Die betriebliche Einrichtung eines Kunden des Arbeitgebers ist keine regelmäßige Arbeitsstätte des Arbeitnehmers, auch wenn er bei dem Kunden längerfristig eingesetzt wird. Diese Konstellation ergibt sich insbesondere bei Leiharbeit und Outsourcing.
Dafür gilt künftig Folgendes:
Betriebliche Einrichtungen von Kunden des Arbeitgebers sind keine regelmäßigen Arbeitsstätten seiner Arbeitnehmer, unabhängig von der Dauer der dortigen Tätigkeit.

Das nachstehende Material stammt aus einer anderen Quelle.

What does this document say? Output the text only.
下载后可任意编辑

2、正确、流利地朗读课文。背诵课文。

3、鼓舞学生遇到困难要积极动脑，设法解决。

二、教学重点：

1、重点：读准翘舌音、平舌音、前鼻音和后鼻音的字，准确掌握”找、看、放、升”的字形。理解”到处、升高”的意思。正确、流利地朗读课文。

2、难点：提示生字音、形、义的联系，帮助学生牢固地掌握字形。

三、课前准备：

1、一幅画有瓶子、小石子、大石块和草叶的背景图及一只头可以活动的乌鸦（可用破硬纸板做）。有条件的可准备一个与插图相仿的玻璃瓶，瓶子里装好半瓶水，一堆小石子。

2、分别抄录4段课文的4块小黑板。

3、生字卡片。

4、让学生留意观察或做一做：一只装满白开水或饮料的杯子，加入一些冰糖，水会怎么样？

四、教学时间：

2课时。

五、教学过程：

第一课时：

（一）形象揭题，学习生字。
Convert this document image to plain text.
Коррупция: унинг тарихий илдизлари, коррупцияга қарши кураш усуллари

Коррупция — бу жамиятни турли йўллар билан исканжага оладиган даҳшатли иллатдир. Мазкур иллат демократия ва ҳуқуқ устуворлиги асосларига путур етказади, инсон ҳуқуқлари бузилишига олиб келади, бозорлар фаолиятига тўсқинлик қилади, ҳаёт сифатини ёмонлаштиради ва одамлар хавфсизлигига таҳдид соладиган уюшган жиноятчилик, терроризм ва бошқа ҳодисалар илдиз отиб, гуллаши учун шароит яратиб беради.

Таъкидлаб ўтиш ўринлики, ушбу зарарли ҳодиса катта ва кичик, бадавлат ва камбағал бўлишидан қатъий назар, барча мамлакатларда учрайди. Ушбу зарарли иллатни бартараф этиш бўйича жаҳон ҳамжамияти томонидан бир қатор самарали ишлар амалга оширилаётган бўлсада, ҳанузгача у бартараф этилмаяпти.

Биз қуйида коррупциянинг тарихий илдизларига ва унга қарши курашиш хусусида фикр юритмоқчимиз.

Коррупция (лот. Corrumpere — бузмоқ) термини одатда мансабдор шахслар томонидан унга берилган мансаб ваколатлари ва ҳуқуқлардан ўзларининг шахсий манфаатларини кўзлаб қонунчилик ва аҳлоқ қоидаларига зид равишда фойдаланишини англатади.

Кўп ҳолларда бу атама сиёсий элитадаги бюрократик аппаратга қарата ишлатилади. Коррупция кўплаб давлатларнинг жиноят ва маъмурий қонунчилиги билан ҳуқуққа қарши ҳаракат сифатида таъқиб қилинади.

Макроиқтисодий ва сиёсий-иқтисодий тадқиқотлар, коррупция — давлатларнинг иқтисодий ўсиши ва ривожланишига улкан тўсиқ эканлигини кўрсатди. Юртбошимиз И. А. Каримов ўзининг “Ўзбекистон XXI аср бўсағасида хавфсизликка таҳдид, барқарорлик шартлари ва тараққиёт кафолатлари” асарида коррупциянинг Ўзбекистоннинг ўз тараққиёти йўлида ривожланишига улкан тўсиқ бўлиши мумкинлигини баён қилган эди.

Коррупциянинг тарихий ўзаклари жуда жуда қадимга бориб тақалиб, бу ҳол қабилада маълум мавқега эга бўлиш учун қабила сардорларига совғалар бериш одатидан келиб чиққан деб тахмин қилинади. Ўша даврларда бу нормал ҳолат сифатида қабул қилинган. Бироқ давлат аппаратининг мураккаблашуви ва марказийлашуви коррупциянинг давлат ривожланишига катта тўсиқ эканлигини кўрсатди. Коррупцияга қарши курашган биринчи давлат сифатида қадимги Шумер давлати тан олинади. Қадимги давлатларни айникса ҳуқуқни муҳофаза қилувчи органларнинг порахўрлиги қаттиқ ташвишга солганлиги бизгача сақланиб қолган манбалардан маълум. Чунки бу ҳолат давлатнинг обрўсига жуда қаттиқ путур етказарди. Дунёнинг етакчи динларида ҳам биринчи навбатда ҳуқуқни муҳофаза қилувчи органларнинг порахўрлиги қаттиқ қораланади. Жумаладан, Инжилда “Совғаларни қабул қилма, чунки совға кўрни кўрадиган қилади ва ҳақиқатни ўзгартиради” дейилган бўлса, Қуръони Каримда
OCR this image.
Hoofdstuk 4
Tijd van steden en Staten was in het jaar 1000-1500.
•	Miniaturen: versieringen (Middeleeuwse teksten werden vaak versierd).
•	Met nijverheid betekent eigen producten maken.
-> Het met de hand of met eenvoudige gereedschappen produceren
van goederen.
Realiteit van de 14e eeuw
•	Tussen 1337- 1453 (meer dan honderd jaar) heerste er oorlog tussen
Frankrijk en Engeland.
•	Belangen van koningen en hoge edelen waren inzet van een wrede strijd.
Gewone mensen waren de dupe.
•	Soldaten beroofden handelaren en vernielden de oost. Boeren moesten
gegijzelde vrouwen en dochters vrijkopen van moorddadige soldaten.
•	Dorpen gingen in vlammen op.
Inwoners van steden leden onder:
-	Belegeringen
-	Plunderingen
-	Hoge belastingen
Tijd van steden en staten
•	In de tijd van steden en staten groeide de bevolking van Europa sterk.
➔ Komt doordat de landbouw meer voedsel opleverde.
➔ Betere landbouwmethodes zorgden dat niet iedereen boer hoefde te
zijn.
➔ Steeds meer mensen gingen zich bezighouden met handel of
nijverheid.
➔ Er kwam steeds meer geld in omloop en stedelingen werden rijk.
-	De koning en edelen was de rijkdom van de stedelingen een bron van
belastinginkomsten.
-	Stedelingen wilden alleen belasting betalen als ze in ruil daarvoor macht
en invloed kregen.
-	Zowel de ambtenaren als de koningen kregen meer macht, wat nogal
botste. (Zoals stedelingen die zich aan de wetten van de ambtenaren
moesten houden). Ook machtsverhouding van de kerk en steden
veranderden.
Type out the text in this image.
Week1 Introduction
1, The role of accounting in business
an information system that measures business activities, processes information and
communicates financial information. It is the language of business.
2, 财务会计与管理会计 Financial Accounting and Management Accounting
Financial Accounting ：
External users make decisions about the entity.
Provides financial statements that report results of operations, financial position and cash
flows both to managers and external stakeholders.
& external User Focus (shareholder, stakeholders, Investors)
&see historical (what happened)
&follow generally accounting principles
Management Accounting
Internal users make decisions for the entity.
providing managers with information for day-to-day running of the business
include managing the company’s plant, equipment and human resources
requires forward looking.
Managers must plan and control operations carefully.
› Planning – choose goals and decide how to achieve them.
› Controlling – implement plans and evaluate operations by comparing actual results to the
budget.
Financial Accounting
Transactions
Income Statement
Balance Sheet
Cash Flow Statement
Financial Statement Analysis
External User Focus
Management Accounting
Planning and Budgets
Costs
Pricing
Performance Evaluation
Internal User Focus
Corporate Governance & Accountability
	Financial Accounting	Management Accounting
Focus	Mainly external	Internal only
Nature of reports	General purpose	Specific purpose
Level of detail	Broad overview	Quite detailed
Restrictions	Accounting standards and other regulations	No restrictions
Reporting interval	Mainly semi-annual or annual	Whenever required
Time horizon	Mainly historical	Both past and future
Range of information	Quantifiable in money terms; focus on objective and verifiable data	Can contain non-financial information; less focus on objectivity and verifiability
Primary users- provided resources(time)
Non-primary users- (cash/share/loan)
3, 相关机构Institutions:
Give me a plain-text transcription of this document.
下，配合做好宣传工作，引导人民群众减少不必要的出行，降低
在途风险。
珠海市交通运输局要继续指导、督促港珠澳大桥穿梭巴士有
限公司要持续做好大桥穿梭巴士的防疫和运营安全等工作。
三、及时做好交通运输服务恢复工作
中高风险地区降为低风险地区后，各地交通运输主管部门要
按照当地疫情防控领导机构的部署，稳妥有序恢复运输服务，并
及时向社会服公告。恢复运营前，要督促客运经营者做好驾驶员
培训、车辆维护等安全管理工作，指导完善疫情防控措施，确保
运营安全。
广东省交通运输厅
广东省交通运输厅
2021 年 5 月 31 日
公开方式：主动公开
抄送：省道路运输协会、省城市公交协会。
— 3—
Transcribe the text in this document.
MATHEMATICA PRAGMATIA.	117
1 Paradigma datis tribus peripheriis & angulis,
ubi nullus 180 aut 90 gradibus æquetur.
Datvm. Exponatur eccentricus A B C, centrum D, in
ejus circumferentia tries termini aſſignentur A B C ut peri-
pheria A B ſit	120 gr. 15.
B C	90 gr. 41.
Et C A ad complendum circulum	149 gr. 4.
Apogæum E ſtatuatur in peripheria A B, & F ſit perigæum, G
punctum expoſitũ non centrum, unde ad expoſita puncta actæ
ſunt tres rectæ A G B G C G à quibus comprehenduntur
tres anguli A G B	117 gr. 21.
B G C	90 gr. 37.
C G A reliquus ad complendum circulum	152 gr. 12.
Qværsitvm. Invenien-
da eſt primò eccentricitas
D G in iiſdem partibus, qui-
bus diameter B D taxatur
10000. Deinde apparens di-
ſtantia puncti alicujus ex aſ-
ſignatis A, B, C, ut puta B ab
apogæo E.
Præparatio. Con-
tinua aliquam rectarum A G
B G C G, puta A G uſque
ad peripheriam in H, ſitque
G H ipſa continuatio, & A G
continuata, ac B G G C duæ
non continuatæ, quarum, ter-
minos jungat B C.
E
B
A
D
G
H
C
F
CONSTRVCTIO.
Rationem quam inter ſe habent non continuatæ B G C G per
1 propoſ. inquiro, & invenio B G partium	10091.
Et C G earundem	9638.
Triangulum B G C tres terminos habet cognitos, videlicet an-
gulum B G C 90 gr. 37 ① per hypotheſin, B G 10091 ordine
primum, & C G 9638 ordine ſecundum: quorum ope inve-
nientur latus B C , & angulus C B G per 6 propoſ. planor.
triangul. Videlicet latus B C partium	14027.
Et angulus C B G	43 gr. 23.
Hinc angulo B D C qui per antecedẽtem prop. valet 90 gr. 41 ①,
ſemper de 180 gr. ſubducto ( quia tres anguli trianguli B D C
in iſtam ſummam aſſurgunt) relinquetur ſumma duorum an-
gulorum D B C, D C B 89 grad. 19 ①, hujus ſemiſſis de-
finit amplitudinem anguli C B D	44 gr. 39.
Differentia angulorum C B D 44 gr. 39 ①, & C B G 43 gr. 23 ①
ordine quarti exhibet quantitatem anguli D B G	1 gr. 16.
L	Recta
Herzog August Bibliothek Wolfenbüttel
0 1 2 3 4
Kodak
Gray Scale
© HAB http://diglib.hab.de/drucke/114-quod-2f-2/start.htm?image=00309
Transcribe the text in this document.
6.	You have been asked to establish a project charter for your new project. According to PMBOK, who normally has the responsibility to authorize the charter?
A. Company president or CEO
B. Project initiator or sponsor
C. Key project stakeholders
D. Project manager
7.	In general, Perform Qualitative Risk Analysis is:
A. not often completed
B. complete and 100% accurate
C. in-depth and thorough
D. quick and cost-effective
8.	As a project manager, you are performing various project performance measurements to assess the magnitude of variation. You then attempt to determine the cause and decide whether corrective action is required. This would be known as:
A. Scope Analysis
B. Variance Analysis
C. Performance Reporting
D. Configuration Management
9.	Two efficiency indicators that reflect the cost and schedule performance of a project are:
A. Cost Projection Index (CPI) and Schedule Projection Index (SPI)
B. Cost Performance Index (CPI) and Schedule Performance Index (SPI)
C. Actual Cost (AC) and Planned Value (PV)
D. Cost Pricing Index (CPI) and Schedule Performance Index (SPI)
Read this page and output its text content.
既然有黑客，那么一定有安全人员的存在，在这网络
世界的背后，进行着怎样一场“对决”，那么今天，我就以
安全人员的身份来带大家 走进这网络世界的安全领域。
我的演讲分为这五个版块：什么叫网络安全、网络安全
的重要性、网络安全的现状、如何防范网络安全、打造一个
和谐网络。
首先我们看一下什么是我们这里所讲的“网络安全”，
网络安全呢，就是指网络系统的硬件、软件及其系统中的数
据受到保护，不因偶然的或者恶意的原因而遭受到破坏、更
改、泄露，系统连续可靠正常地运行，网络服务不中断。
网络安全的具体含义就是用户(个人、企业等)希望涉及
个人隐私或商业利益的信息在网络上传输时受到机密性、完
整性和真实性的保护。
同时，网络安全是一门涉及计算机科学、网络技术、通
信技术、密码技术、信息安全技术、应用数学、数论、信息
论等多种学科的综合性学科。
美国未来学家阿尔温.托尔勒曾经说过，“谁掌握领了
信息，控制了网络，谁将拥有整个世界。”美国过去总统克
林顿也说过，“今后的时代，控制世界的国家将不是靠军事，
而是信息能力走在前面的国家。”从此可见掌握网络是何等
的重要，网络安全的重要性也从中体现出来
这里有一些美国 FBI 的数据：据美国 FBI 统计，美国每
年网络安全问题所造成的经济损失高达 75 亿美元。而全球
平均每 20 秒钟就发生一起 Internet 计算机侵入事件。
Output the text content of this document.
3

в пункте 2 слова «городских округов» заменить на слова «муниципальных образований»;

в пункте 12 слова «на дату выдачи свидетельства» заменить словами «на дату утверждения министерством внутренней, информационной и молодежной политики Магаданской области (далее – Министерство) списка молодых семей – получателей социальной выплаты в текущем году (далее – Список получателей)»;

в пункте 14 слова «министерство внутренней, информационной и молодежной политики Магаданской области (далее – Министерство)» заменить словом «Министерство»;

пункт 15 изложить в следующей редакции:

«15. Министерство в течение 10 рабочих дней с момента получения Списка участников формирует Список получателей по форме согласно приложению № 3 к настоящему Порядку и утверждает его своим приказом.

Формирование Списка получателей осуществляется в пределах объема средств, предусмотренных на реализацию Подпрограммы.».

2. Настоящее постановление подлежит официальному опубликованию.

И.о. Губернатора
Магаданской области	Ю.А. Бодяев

Etwas anderes gilt, wenn der Arbeitnehmer von seinem Verleiher für die gesamte Dauer seiner Tätigkeit für den Verleiher dem Entleiher zur Arbeit in dessen betrieblicher Einrichtung überlassen oder mit dem Ziel der späteren Anstellung beim Entleiher eingestellt wird. Hier liegt keine Auswärtstätigkeit in Form der Tätigkeit an typischerweise ständig wechselnden Tätigkeitsstätten vor. Denn der Arbeitnehmer muss nicht damit rechnen, im Rahmen dieses Arbeitsverhältnisses an wechselnden Tätigkeitsstätten eingesetzt zu werden. Vielmehr wird er in diesem Fall dauerhaft an einer regelmäßigen (außerbetrieblichen) Arbeitsstätte tätig.